I have a neural network: `ANN(x)`

that is a function of x but also has parameters to optimize. I need to calculate the derivative of it with respect to x then I would like to gradient descent and optimize `dANN(x)dx.`

This requires taking the derivative of `dANN(x)/dx`

with respect to the parameters of `ANN(x)`

.

I can do this with the autograd `jacobian`

function but that’s really slow.
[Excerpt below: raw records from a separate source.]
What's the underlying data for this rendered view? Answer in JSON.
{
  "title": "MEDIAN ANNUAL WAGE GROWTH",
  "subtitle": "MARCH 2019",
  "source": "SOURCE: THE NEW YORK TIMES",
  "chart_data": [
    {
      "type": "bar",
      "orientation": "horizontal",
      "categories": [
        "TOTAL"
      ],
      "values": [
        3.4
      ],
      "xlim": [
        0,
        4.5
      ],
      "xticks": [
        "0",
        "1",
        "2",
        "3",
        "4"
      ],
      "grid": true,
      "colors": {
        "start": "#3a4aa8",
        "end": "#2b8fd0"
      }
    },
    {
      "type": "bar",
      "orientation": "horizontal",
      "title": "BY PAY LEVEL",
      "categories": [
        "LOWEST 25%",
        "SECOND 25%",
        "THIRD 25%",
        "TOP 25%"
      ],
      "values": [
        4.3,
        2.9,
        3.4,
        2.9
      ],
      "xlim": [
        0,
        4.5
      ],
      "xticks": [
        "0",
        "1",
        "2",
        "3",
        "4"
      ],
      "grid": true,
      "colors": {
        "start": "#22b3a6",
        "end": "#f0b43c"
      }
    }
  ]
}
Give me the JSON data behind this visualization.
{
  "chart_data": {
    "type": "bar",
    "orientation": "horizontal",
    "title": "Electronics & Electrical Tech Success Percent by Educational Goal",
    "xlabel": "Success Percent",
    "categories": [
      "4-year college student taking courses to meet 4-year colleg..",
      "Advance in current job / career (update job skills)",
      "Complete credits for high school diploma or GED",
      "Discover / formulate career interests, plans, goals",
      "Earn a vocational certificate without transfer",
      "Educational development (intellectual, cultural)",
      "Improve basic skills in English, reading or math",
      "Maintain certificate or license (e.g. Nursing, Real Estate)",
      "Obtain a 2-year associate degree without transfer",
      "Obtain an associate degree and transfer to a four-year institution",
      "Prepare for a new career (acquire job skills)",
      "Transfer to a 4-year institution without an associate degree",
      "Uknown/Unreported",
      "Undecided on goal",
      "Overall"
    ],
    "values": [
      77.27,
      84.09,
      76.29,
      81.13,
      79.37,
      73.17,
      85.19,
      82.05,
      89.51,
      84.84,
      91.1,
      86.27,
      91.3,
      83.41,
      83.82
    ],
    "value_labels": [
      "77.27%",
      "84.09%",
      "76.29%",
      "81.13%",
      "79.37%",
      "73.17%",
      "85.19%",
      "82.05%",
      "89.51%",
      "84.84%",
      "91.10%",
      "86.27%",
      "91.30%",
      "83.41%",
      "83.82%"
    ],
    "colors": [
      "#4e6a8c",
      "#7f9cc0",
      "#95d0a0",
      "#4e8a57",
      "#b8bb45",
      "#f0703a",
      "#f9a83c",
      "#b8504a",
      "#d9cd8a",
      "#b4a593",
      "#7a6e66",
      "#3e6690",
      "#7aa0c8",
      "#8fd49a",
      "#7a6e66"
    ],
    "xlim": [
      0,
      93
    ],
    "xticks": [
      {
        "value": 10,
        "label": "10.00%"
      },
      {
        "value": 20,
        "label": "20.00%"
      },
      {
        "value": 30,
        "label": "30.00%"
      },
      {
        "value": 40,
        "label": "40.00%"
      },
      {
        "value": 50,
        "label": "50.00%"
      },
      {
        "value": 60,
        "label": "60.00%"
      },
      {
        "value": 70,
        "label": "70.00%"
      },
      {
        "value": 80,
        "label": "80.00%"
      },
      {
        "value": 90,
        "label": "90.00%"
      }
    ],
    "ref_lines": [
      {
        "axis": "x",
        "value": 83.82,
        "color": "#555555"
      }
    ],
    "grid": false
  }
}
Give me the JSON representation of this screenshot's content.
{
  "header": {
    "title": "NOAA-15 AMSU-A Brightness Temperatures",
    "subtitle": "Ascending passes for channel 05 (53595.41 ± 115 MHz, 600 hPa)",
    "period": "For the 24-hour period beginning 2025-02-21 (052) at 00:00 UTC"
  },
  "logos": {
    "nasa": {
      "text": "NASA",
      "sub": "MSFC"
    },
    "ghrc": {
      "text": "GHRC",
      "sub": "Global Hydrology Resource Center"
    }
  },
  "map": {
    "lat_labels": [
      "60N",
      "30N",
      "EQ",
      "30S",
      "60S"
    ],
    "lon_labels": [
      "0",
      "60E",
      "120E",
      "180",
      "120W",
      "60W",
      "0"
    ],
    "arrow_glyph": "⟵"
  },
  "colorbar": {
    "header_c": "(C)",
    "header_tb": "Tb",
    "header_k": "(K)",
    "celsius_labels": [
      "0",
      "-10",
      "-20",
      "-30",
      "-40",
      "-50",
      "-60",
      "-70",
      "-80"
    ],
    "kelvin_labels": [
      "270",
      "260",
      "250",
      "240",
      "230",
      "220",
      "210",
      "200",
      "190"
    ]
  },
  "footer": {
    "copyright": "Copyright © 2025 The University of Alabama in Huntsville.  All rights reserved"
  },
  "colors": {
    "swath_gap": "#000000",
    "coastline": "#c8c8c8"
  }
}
I would like to do this with the faster grad or backward functions and `torch.autograd.Function`

but I’m not sure how to use the `backward`

function so that each parameter in the `dANN(x)dx`

gets the correct gradient, especially since the input to the `forward`

function is a list of parameters (ie `ANN.paramaeters()`

) each which should receive their own gradient.

For example I have:

```
class derivativeANN(torch.autograd.Function):
@staticmethod
def forward(ctx, input):
tempstate2 = tempstate.detach().requires_grad_(True)
ans = model(tempstate2.reshape(-1,8))[:,1]
ds = grad(ans, tempstate2, grad_outputs=torch.ones((batch,)).to(device), retain_graph = True)
ctx.save_for_backward(input)
ctx.save_for_backward(ds)
ctx.save_for_backward(model.parameters())
return ds[0][:,:2]
@staticmethod
def backward(ctx, grad_output):
input, ds, params12 = ctx.saved_tensors
dspar = []
for each in input:
dsdpar.append(grad(ds, each, grad_outputs=torch.ones_like(ds).to(device)))
```

But now I need each element of dspar to update the grade of each element of the parameter list of `list(model.parameter())`

. I’m sure there is a way to optimize `torch.autograd.Function`

with multiple inputs, I just don’t know how.